Features vs. Power Management
Up until now, the trade-off has been in favor of features. I’m not one to complain about that: 4G LTE, 720p HD, 4.65-inch displays, dual-core processors, 5MP cameras, multi-tasking. To have all of this in your pocket would’ve been considered unthinkable genius just a few short years ago.
Today’s smartphone are packed to the gills with features. So much so that the focus is now on improving what we already have. Each year we see a few more megapixels added here and there, a faster processor paraded to mass hysteria, and increased display resolution all the better to enjoy Top Gear.
Now I wonder if we’ve reached a tipping point, where battery life could supplant features as the holy grail- albeit temporarily.
Could 2012 be the year of real Android battery life?
It’s not glamorous. Batteries are functional bits we never really think about until… they unexpectedly run out; typically as we’re just about to finish a clever Tweet involving Jeremy Clarkson, Paula Deen, and Anthony Bourdain. But forget about all of that great Android muscle. It’s all for naught if the battery is not up to the task.
Why the poor battery life?
You can blame 4G, Android, apps, the larger displays, and a myriad of other possibilities. Likely they’re partly responsible. The Samsung Galaxy Nexus may just be the poster child of a tantalizing phone that is brought to its knees by its inability to hold a charge. Google “Nexus Battery” and you’ll find no short shortage of (often conflicting) commentary.
Then there is the mobile arms race. Battery life doesn’t typically sell devices. HD, megapixels, and processing power are more akin to Droid Does. Product plans ensure that each new device has a killer feature that the marketing team can wrap themselves around. Hence, engineers spend less time on power management.
2012 – A tipping point
Fortunately, there are signs that this hindrance to mobile productivity everywhere could be abating.
As in Motorola RAZR Maxx. The new Android smartphone was unveiled at CES. We’ve seen the phone before, in thinner guise, when Moto launched it late last year to much deserved fanfare. It’s a gorgeous phone. And I’ll be damned if I don’t feel a wee bit of domestic pride holding the thing – American designers nailed it. The kevlar backing. The understated chrome accents. The thin dimensions (only 7.1mm!). Maxx is slightly thicker, but I wonder how many of you will choose it over its older, svelte sibling?

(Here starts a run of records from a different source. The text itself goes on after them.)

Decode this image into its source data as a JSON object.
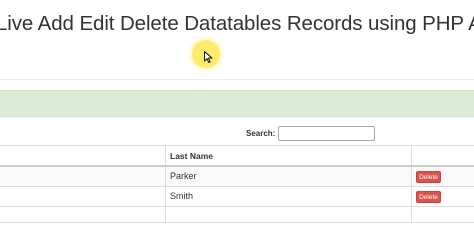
{
  "page": {
    "title": "Live Add Edit Delete Datatables Records using PHP Ajax"
  },
  "search": {
    "label": "Search:",
    "value": "",
    "placeholder": ""
  },
  "table": {
    "columns": [
      "Last Name"
    ],
    "rows": [
      {
        "last_name": "Parker",
        "action_label": "Delete"
      },
      {
        "last_name": "Smith",
        "action_label": "Delete"
      }
    ]
  },
  "colors": {
    "accent_bar": "#dcebd6",
    "delete_button": "#d9534f",
    "cursor_highlight": "#ffe850"
  },
  "icons": {
    "cursor": "mouse-pointer-icon"
  }
}
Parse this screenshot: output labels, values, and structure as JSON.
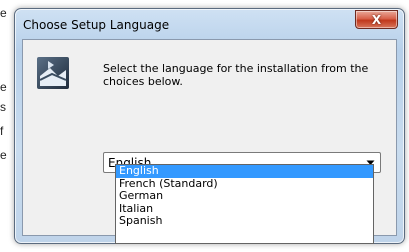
{
  "background": {
    "fragments": [
      "e",
      "e",
      "s",
      "f",
      "e"
    ]
  },
  "window": {
    "title": "Choose Setup Language",
    "close_glyph": "X"
  },
  "dialog": {
    "icon": "setup-icon",
    "prompt": "Select the language for the installation from the choices below."
  },
  "language_select": {
    "value": "English",
    "options": [
      {
        "label": "English",
        "selected": true
      },
      {
        "label": "French (Standard)",
        "selected": false
      },
      {
        "label": "German",
        "selected": false
      },
      {
        "label": "Italian",
        "selected": false
      },
      {
        "label": "Spanish",
        "selected": false
      }
    ]
  },
  "colors": {
    "highlight": "#3399ff",
    "close_button": "#c0381c"
  }
}
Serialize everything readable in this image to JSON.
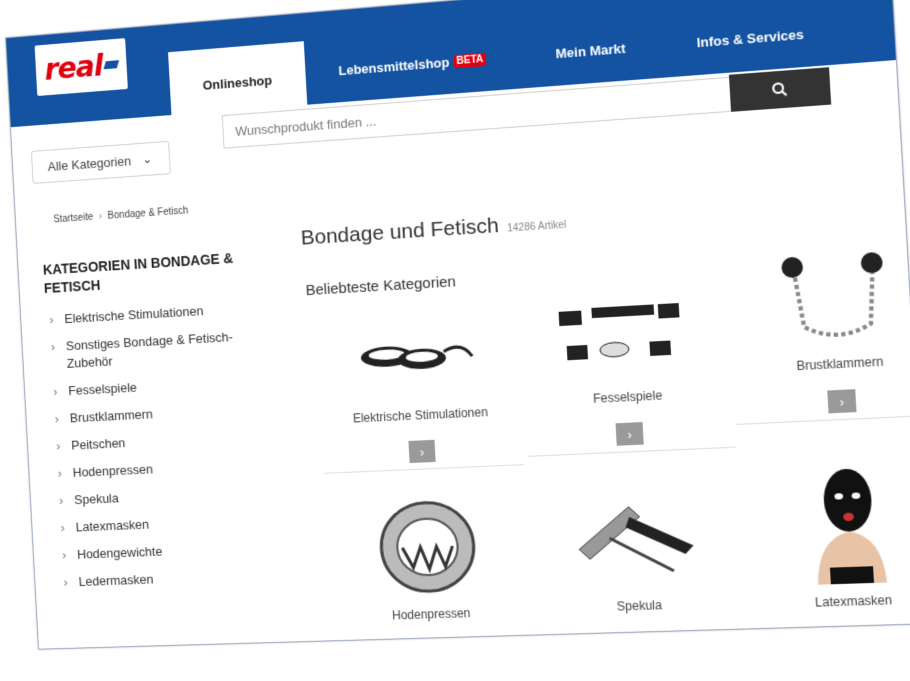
{
  "logo": {
    "text": "real"
  },
  "nav": {
    "tabs": [
      {
        "label": "Onlineshop",
        "active": true
      },
      {
        "label": "Lebensmittelshop",
        "badge": "BETA"
      },
      {
        "label": "Mein Markt"
      },
      {
        "label": "Infos & Services"
      }
    ]
  },
  "category_select": {
    "value": "Alle Kategorien"
  },
  "search": {
    "placeholder": "Wunschprodukt finden ...",
    "icon": "search-icon"
  },
  "breadcrumb": {
    "home": "Startseite",
    "current": "Bondage & Fetisch"
  },
  "sidebar": {
    "title": "KATEGORIEN IN BONDAGE & FETISCH",
    "items": [
      "Elektrische Stimulationen",
      "Sonstiges Bondage & Fetisch-Zubehör",
      "Fesselspiele",
      "Brustklammern",
      "Peitschen",
      "Hodenpressen",
      "Spekula",
      "Latexmasken",
      "Hodengewichte",
      "Ledermasken"
    ]
  },
  "main": {
    "title": "Bondage und Fetisch",
    "count": "14286 Artikel",
    "section_title": "Beliebteste Kategorien",
    "tiles": [
      {
        "label": "Elektrische Stimulationen"
      },
      {
        "label": "Fesselspiele"
      },
      {
        "label": "Brustklammern"
      },
      {
        "label": "Hodenpressen"
      },
      {
        "label": "Spekula"
      },
      {
        "label": "Latexmasken"
      }
    ]
  },
  "colors": {
    "brand_blue": "#1453a2",
    "brand_red": "#e1000f"
  }
}
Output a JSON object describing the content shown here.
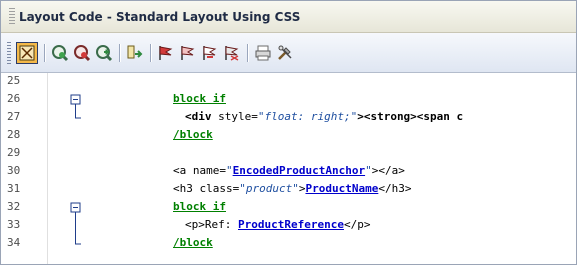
{
  "window": {
    "title": "Layout Code - Standard Layout Using CSS"
  },
  "toolbar": {
    "buttons": [
      "layout-view",
      "connect",
      "disconnect",
      "refresh",
      "insert-field",
      "flag-red",
      "flag-outline",
      "flag-next",
      "flag-clear",
      "print",
      "tools"
    ]
  },
  "code": {
    "lines": [
      {
        "n": "25",
        "parts": []
      },
      {
        "n": "26",
        "parts": [
          {
            "t": "block if",
            "c": "kw"
          }
        ]
      },
      {
        "n": "27",
        "indent": true,
        "parts": [
          {
            "t": "<div",
            "c": "tag"
          },
          {
            "t": " style=",
            "c": ""
          },
          {
            "t": "\"float: right;\"",
            "c": "str"
          },
          {
            "t": "><strong><span c",
            "c": "tag"
          }
        ]
      },
      {
        "n": "28",
        "parts": [
          {
            "t": "/block",
            "c": "kw2"
          }
        ]
      },
      {
        "n": "29",
        "parts": []
      },
      {
        "n": "30",
        "parts": [
          {
            "t": "<a",
            "c": ""
          },
          {
            "t": " name=",
            "c": ""
          },
          {
            "t": "\"",
            "c": "str"
          },
          {
            "t": "EncodedProductAnchor",
            "c": "lnk"
          },
          {
            "t": "\"",
            "c": "str"
          },
          {
            "t": "></a>",
            "c": ""
          }
        ]
      },
      {
        "n": "31",
        "parts": [
          {
            "t": "<h3",
            "c": ""
          },
          {
            "t": " class=",
            "c": ""
          },
          {
            "t": "\"product\"",
            "c": "str"
          },
          {
            "t": ">",
            "c": ""
          },
          {
            "t": "ProductName",
            "c": "lnk"
          },
          {
            "t": "</h3>",
            "c": ""
          }
        ]
      },
      {
        "n": "32",
        "parts": [
          {
            "t": "block if",
            "c": "kw"
          }
        ]
      },
      {
        "n": "33",
        "indent": true,
        "parts": [
          {
            "t": "<p>",
            "c": ""
          },
          {
            "t": "Ref: ",
            "c": ""
          },
          {
            "t": "ProductReference",
            "c": "lnk"
          },
          {
            "t": "</p>",
            "c": ""
          }
        ]
      },
      {
        "n": "34",
        "parts": [
          {
            "t": "/block",
            "c": "kw2"
          }
        ]
      }
    ]
  }
}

This morning I read that Motorola could be putting some marketing muscle behind a battery-related marathon to promote Maxx. I might seem innocuous, even boring. Again, with the battery! Think of it as a test of consumer sentiment, no doubt as Motorola is doing. If we – the Android buying public – buy into the idea that it matters, and we buy Maxx to the max, then expect more of the same throughout the year.